Eve Samples, executive director of the conservation group Friends of the Everglades, said it is “alarming to see what the National Park Service has determined are intentionally set fires.”

“It’s an incredibly precious and unique resource, and for anyone to intentionally harm it is disconcerting,” Samples said.

John Kominoski, an associate professor of biological sciences at Florida International University in Miami, said the habitat where the fires burned has adapted to fire, because the area undergoes regular prescribed burns that help maintain the ecosystem.
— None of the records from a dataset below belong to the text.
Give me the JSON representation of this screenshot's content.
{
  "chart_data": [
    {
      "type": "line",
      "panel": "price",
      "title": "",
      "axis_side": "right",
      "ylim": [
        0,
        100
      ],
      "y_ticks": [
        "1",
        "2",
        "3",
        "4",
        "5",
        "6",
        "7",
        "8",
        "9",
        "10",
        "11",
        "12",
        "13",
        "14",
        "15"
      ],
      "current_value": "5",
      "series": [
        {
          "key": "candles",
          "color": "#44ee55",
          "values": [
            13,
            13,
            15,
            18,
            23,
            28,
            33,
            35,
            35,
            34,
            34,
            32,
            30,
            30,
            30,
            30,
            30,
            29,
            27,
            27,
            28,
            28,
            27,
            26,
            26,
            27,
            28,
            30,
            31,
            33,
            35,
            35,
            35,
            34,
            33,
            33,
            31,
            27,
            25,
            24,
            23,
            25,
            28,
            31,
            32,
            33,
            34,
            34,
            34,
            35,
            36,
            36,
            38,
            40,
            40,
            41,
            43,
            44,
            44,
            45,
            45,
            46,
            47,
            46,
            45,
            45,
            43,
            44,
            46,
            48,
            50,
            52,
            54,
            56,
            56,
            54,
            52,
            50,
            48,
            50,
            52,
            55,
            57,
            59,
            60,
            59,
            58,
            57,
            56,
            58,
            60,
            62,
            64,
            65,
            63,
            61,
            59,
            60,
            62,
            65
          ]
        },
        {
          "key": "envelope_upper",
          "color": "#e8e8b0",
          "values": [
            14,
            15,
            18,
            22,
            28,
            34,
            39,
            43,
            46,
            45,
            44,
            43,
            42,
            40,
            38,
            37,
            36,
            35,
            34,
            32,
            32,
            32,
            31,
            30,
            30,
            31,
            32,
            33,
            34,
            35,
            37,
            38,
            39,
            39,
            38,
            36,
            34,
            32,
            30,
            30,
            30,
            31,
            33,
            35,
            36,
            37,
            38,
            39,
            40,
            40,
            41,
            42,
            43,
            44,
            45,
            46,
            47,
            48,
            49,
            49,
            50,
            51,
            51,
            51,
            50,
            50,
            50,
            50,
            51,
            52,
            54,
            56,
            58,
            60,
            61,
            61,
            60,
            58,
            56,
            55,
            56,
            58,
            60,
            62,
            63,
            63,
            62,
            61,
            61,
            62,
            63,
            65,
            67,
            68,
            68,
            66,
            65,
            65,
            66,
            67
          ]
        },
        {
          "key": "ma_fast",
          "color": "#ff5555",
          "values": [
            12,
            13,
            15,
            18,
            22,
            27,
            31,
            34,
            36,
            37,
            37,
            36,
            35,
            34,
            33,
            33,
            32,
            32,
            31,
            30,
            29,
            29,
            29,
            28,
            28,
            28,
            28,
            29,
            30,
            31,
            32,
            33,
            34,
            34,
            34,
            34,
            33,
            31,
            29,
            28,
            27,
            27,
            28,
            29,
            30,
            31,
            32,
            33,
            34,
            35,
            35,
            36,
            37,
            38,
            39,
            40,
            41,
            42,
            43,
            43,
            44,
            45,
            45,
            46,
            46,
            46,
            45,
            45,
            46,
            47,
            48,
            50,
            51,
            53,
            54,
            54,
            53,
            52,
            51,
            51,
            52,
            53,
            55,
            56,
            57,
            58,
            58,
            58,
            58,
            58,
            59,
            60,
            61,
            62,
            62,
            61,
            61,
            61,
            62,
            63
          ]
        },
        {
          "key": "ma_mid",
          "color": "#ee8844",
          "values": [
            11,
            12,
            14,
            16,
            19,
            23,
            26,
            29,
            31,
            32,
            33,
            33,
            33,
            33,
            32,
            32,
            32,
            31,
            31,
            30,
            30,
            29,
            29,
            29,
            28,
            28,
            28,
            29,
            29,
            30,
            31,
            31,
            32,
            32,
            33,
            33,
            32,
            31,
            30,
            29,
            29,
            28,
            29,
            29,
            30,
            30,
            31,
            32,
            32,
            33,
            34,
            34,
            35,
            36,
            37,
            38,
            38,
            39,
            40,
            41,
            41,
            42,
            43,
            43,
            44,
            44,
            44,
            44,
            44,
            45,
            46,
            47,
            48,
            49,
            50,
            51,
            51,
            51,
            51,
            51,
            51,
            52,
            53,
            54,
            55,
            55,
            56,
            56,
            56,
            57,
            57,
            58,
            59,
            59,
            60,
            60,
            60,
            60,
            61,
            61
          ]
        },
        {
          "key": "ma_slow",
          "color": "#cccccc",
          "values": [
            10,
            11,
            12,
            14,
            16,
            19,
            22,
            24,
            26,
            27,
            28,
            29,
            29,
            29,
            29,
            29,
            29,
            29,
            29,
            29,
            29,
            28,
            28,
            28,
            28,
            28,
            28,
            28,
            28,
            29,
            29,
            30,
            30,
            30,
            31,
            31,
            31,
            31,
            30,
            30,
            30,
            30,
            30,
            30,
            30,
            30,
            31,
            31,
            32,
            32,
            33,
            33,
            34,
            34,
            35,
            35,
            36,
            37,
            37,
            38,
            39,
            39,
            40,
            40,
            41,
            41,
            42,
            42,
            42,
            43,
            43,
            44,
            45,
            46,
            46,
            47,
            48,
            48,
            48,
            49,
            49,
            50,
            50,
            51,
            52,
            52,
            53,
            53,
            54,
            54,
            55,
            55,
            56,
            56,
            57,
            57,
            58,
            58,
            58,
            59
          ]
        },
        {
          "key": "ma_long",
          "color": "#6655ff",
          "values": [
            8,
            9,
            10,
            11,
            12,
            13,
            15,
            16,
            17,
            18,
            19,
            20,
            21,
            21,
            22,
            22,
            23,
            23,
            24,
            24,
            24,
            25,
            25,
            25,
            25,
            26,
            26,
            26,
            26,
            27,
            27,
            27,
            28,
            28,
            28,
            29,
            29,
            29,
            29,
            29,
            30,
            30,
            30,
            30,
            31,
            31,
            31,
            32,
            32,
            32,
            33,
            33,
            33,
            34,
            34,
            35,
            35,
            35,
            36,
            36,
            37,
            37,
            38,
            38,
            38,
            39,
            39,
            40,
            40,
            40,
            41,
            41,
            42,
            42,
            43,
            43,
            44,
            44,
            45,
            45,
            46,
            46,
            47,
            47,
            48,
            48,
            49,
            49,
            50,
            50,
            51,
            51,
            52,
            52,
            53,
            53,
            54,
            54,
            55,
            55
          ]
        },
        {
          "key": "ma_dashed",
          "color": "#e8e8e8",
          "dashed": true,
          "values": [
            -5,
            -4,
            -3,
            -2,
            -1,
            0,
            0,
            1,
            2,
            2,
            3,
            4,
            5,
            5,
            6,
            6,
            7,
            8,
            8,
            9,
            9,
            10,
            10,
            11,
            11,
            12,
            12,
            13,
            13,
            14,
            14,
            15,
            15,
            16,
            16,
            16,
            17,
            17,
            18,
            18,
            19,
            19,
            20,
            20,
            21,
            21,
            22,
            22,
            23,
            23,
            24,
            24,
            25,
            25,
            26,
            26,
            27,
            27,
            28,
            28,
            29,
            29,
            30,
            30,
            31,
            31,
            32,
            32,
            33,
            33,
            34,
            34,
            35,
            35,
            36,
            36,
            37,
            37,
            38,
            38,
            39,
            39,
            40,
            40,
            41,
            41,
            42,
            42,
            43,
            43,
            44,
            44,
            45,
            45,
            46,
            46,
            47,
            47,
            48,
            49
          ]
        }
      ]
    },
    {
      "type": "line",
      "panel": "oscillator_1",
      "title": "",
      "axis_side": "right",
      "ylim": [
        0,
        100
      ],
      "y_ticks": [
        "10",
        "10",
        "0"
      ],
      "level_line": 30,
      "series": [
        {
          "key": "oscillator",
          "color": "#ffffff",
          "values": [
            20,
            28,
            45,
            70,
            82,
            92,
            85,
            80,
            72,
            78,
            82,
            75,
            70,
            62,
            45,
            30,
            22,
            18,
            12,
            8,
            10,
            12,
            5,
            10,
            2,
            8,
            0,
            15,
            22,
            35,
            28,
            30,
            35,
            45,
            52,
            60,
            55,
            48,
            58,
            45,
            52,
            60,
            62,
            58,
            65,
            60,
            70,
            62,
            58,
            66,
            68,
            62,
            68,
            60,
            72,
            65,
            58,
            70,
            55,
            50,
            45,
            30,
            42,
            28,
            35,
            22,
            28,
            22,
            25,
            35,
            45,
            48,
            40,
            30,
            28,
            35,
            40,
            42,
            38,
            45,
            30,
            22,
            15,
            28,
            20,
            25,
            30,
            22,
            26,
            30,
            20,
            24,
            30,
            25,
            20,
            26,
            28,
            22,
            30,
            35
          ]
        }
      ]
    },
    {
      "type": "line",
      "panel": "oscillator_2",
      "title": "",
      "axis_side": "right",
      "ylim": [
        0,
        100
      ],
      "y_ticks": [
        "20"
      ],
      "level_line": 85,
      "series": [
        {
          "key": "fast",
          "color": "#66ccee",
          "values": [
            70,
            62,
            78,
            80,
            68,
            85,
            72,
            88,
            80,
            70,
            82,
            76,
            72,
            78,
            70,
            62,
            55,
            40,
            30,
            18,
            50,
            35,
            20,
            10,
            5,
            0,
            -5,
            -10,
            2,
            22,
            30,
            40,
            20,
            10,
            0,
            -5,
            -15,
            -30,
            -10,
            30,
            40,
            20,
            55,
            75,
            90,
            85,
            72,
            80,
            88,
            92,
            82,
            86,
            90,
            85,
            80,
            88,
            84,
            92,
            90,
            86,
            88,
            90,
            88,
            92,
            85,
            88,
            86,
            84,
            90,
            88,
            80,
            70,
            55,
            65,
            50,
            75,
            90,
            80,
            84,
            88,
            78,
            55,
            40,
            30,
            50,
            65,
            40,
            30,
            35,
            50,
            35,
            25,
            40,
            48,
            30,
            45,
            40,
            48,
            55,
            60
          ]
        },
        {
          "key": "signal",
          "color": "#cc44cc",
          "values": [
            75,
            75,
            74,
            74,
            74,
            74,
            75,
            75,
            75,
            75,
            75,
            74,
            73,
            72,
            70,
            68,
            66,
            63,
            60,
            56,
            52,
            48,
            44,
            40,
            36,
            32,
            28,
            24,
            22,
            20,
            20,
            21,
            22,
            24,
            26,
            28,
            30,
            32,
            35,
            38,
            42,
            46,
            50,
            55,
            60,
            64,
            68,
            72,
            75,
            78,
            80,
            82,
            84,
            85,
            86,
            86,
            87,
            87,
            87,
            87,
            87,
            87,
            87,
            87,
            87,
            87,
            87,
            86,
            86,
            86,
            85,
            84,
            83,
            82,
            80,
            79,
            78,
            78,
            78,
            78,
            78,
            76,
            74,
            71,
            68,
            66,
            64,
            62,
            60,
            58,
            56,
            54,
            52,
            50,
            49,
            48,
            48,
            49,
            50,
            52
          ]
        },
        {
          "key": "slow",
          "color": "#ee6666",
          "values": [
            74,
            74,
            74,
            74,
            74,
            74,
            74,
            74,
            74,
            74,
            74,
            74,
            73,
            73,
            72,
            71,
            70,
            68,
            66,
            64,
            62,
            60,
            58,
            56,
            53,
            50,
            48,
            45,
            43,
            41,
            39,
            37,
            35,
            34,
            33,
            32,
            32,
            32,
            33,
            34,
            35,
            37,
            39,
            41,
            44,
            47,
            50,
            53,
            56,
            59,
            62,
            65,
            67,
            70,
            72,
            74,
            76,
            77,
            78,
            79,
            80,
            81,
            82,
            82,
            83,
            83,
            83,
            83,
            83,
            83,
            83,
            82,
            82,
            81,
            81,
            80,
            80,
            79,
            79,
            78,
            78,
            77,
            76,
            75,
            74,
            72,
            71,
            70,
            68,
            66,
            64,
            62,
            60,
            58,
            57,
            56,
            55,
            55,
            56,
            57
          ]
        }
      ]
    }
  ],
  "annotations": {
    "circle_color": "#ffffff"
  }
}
But those fires are planned and must occur under specific conditions, he said.

“Managed fire is a hugely important part of the Everglades ecosystems, but that management occurs at a window of time when the water levels are not too low and when wind levels are not too high,” said Kominoski, who also works on social-ecological research in the Everglades. “At the current time, we’re really getting into peak dry season. … It’s not a good time for intentional fires to be started.”

He said that if these areas are “burned out of sequence, it can be problematic for a habitat that has a lot of endangered species.”

Gantt said that because animals in the habitats where the fires occurred are regularly exposed to fires, they may move to safer ground when a fire occurs. The concerns with potential fires there involve the effect of smoke on local communities and the risk posed to firefighters and the public, she said.

Kominoski said one of the most striking things about Everglades National Park is how accessible it is to people and how narrow the boundary is between the wild land and where people live.

“That makes it a really wonderful resource to communities here, and I think a lot of people rely on that resource for recreation — especially during the pandemic,” he said. “They are publicly accessible places. And I think they should be protected as a public resource.”

To that end, he said, it’s important for people to know that the narrow boundary also means any fires “could burn out of control and burn into human areas.”

“There’s not zero risk of this,” he said.